Anti-Austerity Alliance TD Paul Murphy thinks Britain should leave the European Union and escape their agenda of austerity.
Speaking to Newstalk Breakfast, Murphy said that despite the actions of some Leave campaigners, he still hopes that the UK votes for a Brexit.
"I want Britain to leave but not for the reasons outlined by the official leaders of the leave campaign, who are little English nationalists and often racists, but because we've experienced the reality of what the European Union is over the course of the crisis."
The former MEP said the EU has been a driving force behind "vicious austerity policies that have destroyed societies and destroyed people's lives" and that the Eurpoean Central Bank was key in "insisting that Ireland take on the burden on €64 billion of banking debt".

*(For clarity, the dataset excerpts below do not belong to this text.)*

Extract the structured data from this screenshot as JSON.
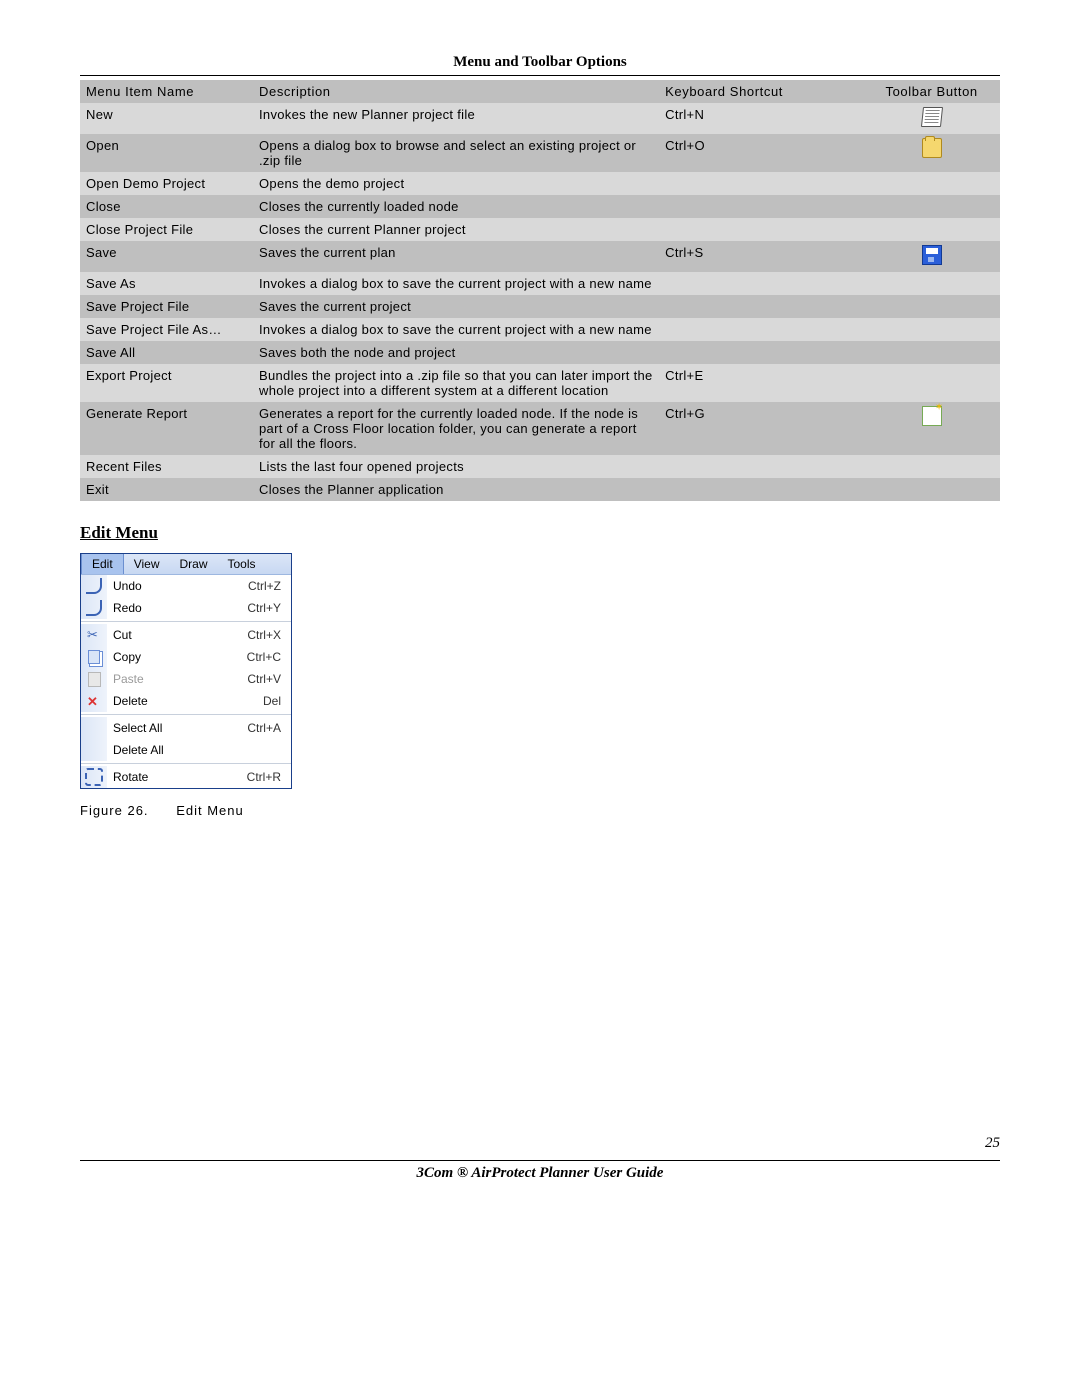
{
  "section_title": "Menu and Toolbar Options",
  "table_headers": {
    "name": "Menu Item Name",
    "desc": "Description",
    "short": "Keyboard Shortcut",
    "btn": "Toolbar Button"
  },
  "rows": [
    {
      "name": "New",
      "desc": "Invokes the new Planner project file",
      "short": "Ctrl+N",
      "icon": "new"
    },
    {
      "name": "Open",
      "desc": "Opens a dialog box to browse and select an existing project or .zip file",
      "short": "Ctrl+O",
      "icon": "open"
    },
    {
      "name": "Open Demo Project",
      "desc": "Opens the demo project",
      "short": "",
      "icon": ""
    },
    {
      "name": "Close",
      "desc": "Closes the currently loaded node",
      "short": "",
      "icon": ""
    },
    {
      "name": "Close Project File",
      "desc": "Closes the current Planner project",
      "short": "",
      "icon": ""
    },
    {
      "name": "Save",
      "desc": "Saves the current plan",
      "short": "Ctrl+S",
      "icon": "save"
    },
    {
      "name": "Save As",
      "desc": "Invokes a dialog box to save the current project with a new name",
      "short": "",
      "icon": ""
    },
    {
      "name": "Save Project File",
      "desc": "Saves the current project",
      "short": "",
      "icon": ""
    },
    {
      "name": "Save Project File As…",
      "desc": "Invokes a dialog box to save the current project with a new name",
      "short": "",
      "icon": ""
    },
    {
      "name": "Save All",
      "desc": "Saves both the node and project",
      "short": "",
      "icon": ""
    },
    {
      "name": "Export Project",
      "desc": "Bundles the project into a .zip file so that you can later import the whole project into a different system at a different location",
      "short": "Ctrl+E",
      "icon": ""
    },
    {
      "name": "Generate Report",
      "desc": "Generates a report for the currently loaded node. If the node is part of a Cross Floor location folder, you can generate a report for all the floors.",
      "short": "Ctrl+G",
      "icon": "report"
    },
    {
      "name": "Recent Files",
      "desc": "Lists the last four opened projects",
      "short": "",
      "icon": ""
    },
    {
      "name": "Exit",
      "desc": "Closes the Planner application",
      "short": "",
      "icon": ""
    }
  ],
  "edit_menu_heading": "Edit Menu",
  "menubar": {
    "tabs": [
      "Edit",
      "View",
      "Draw",
      "Tools"
    ],
    "active": 0
  },
  "edit_items": [
    {
      "icon": "undo",
      "label": "Undo",
      "short": "Ctrl+Z"
    },
    {
      "icon": "redo",
      "label": "Redo",
      "short": "Ctrl+Y"
    },
    {
      "sep": true
    },
    {
      "icon": "cut",
      "label": "Cut",
      "short": "Ctrl+X"
    },
    {
      "icon": "copy",
      "label": "Copy",
      "short": "Ctrl+C"
    },
    {
      "icon": "paste",
      "label": "Paste",
      "short": "Ctrl+V",
      "disabled": true
    },
    {
      "icon": "del",
      "label": "Delete",
      "short": "Del"
    },
    {
      "sep": true
    },
    {
      "icon": "",
      "label": "Select All",
      "short": "Ctrl+A"
    },
    {
      "icon": "",
      "label": "Delete All",
      "short": ""
    },
    {
      "sep": true
    },
    {
      "icon": "rot",
      "label": "Rotate",
      "short": "Ctrl+R"
    }
  ],
  "figure_caption_num": "Figure 26.",
  "figure_caption_text": "Edit Menu",
  "page_number": "25",
  "footer": "3Com ® AirProtect Planner User Guide"
}
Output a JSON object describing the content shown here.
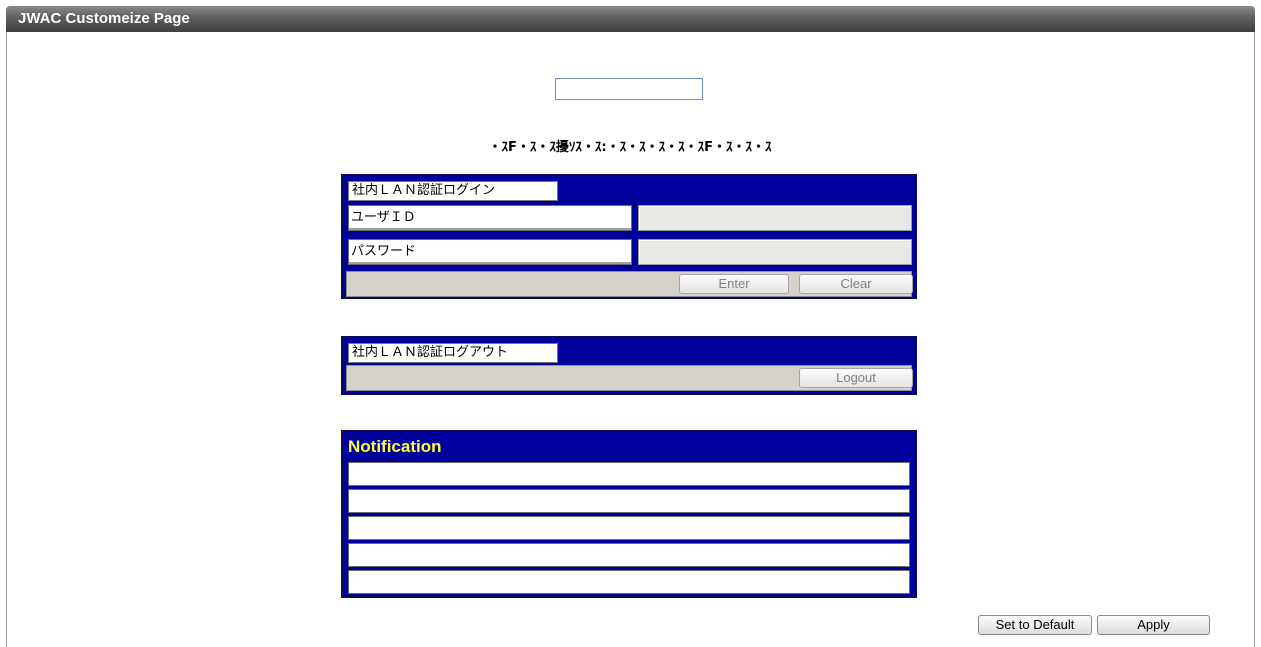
{
  "window": {
    "title": "JWAC Customeize Page"
  },
  "page_title_input": {
    "value": ""
  },
  "garbled_heading": "・ｽF・ｽ・ｽ擾ｿｽ・ｽ:・ｽ・ｽ・ｽ・ｽ・ｽF・ｽ・ｽ・ｽ",
  "login_panel": {
    "header": "社内ＬＡＮ認証ログイン",
    "user_label": "ユーザＩＤ",
    "user_value": "",
    "password_label": "パスワード",
    "password_value": "",
    "enter_label": "Enter",
    "clear_label": "Clear"
  },
  "logout_panel": {
    "header": "社内ＬＡＮ認証ログアウト",
    "logout_label": "Logout"
  },
  "notification_panel": {
    "title": "Notification",
    "lines": [
      "",
      "",
      "",
      "",
      ""
    ]
  },
  "actions": {
    "set_default_label": "Set to Default",
    "apply_label": "Apply"
  },
  "colors": {
    "panel_bg": "#00009c",
    "notification_title": "#ffff33",
    "titlebar": "#4a4a4a"
  }
}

He believes that 'austerity' is written into EU law, stating that Ireland can't fix the housing crisis due to EU fiscal rules.
"We can't have state investment, even though we have the money, so we can't invest in housing," he said.
"It's a straight-jacket that means it's impossible to place the needs of ordinary people before profit."
Murphy said he also believes that if the UK were to leave, then "Ireland would be in a very different Europe" in five years' time.
He sees a Brexit as a good option for European reform and thinks it could be "part of a shift to the left" across the continent.
Meanwhile, Social Democrats TD Roisin Shortall said she is in favour of a 'Remain' vote despite sharing Murphy's concerns about the "neoliberal economics" that is practiced in Europe.
She said she would like to see Britain remaining and being a much more active member of the EU.
Deputy Shortall also said that, while there are a lot of reasons to be critical of Europe, a vote for a Brexit is a vote for the "unknown".
"If Britain comes out of that, we don't know what will follow that and what other countries will leave.
"We need to stay in Europe, we need to make Europe strong and we need to make the EU a union of the people," she added.
She also said that border controls would be reinstated in the event of a Brexit and Ireland wouldn't be responsible for deciding how that border could operate.
"The implications of that for trade in this country are absolutely enormous and it would be very detrimental to Ireland if it happens."